Lisa Brown, the volunteer Director of Education for the Flight Test Museum Foundation, who sits on the Eastside Union School District arts council, said the STEM Education programs have been successful. She described it as ironic that Palmdale School District “generously donated two classrooms to the Foundation to help accommodate more students more comfortably for this summer” when access to the Airpark has been restricted.
Despite the frustrating and actually scary conditions that COVID-19 cast locally and worldwide, people maintain hope that the virus will fade away as quickly as it came and the new classrooms at Blackbird Airpark will be filled with eager students learning about every facet of STEM Education — a goal-oriented program which focuses on Science, Technology, Engineering and Mathematics — the basis for career development in the field of aerospace, Antelope Valley’s largest industry.
Some of the top leaders in aerospace had worked in the Antelope Valley including Brig. Gen. Chuck Yeager who passed Mach 1 flying the X-1 in 1947, the first pilot confirmed to exceed the speed of sound in level flight; Astronauts Neil Armstrong, Buzz Aldrin and Michael Collins on Apollo 11 flying to the Moon, with Armstrong known as the first person to set foot on the Moon; and U.S. Air Force Col. William J. “Pete” Knight, a Vietnam combat pilot who in 1967 set a speed record of Mach 6.7 in an X-15.
Someday a student from one of those classrooms could join the ranks of those aerospace leaders.

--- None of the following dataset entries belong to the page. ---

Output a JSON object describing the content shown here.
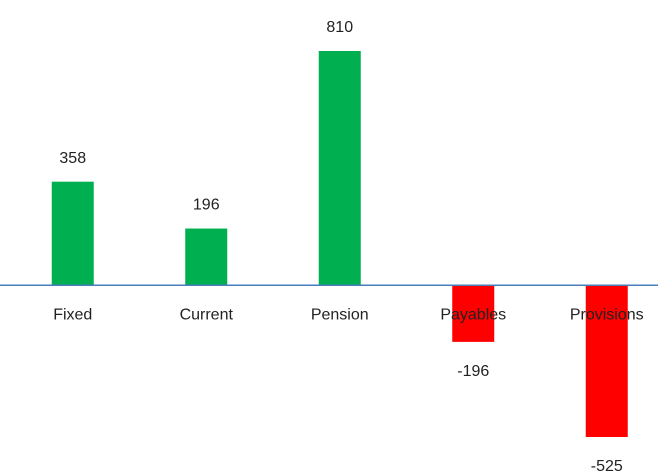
{
  "chart_data": {
    "type": "bar",
    "categories": [
      "Fixed",
      "Current",
      "Pension",
      "Payables",
      "Provisions"
    ],
    "values": [
      358,
      196,
      810,
      -196,
      -525
    ],
    "colors": [
      "#00b050",
      "#00b050",
      "#00b050",
      "#ff0000",
      "#ff0000"
    ]
  }
}
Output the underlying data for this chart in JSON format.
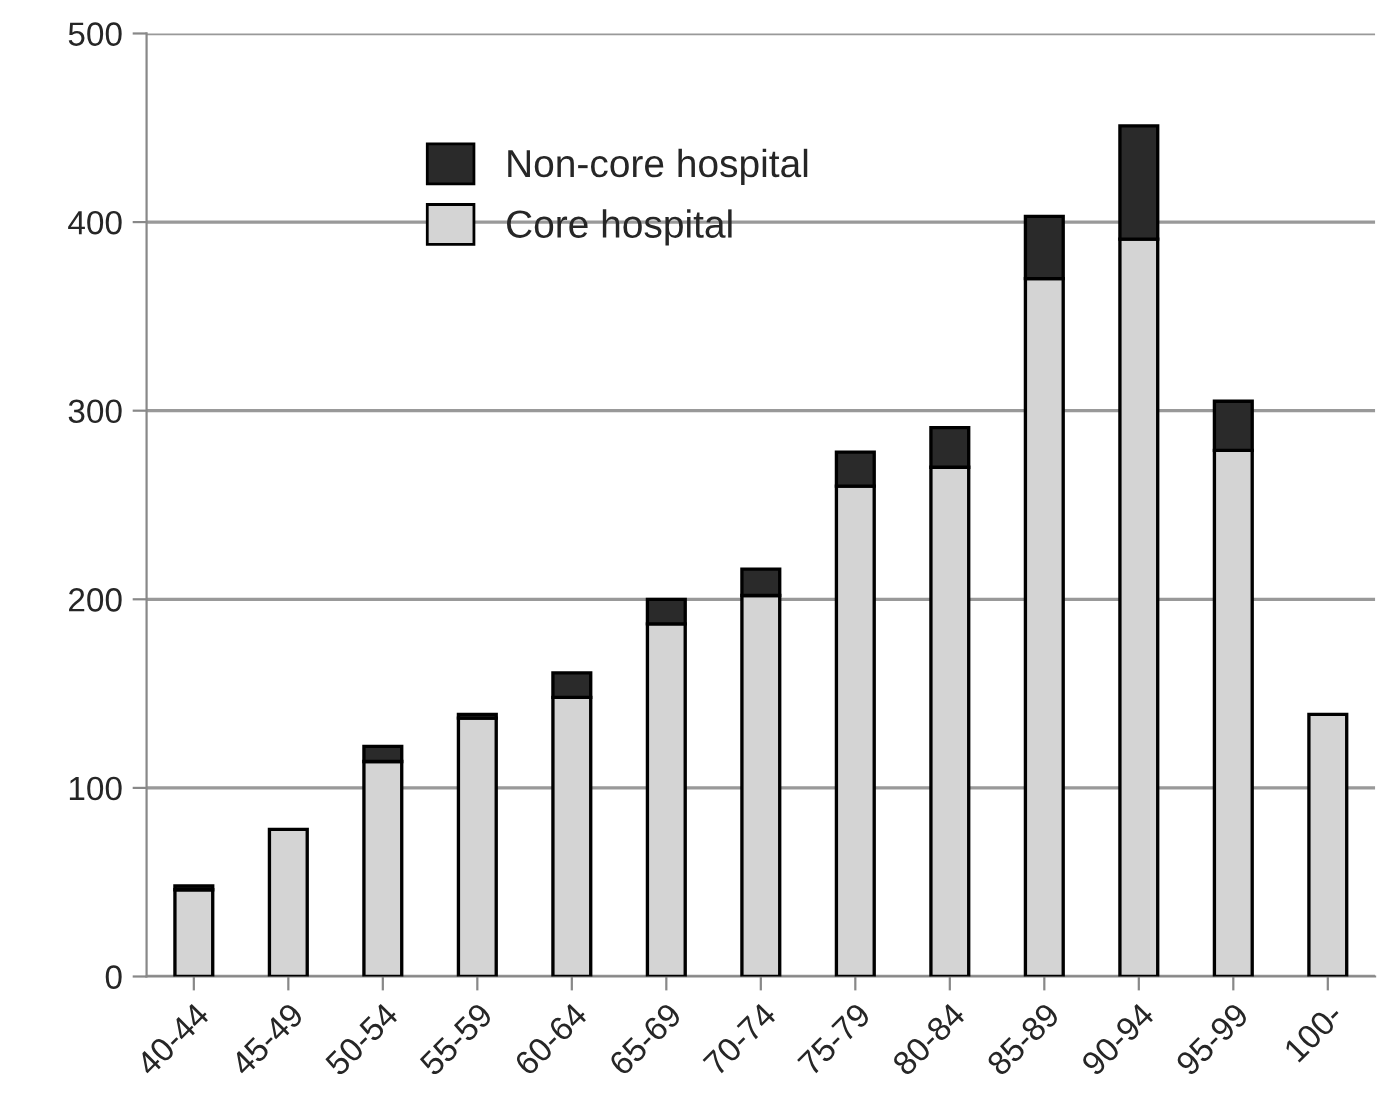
{
  "chart_data": {
    "type": "bar",
    "stacked": true,
    "categories": [
      "40-44",
      "45-49",
      "50-54",
      "55-59",
      "60-64",
      "65-69",
      "70-74",
      "75-79",
      "80-84",
      "85-89",
      "90-94",
      "95-99",
      "100-"
    ],
    "series": [
      {
        "name": "Core hospital",
        "color": "#d4d4d4",
        "values": [
          46,
          78,
          114,
          137,
          148,
          187,
          202,
          260,
          270,
          370,
          391,
          279,
          139
        ]
      },
      {
        "name": "Non-core hospital",
        "color": "#2a2a2a",
        "values": [
          2,
          0,
          8,
          2,
          13,
          13,
          14,
          18,
          21,
          33,
          60,
          26,
          0
        ]
      }
    ],
    "ylim": [
      0,
      500
    ],
    "yticks": [
      0,
      100,
      200,
      300,
      400,
      500
    ],
    "grid": "y",
    "legend": "top left"
  }
}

Each of those mobile classrooms are situated in a 24’ by 40’ trailer. The city of Palmdale solicited Webb Construction to dismantle and deliver the trailers to the Airpark along with accessible ramps.
Students attending STEM Education classes at the Airpark include those that enroll in the Junior Test Pilot School.
Blackbird Airpark is an annex of the Air Force Flight Test Museum at Edwards AFB. That facility was dedicated on Sept. 27, 1991, and displays numerous aircraft including the Lockheed SR-71A and the once secretive D-21 drone. Display of various military aircraft offers the public insight regarding the history behind U.S. innovative and technological capabilities available to the armed forces during times of war and times of peace.
The Flight Test Museum Foundation, a private nonprofit organization, serves as the fundraising arm in support of the Air Force Flight Test Museum at Edwards AFB in addition to Blackbird Airpark at Plant 42 in Palmdale.
During the closure of Blackbird the staff has kept busy upgrading museum exhibits and artifacts on display at the Airpark. The SR-71 ejection seat has been upgraded. Now, with that seat more stable, visitors can more securely take photos of themselves or their friends and family members sitting there.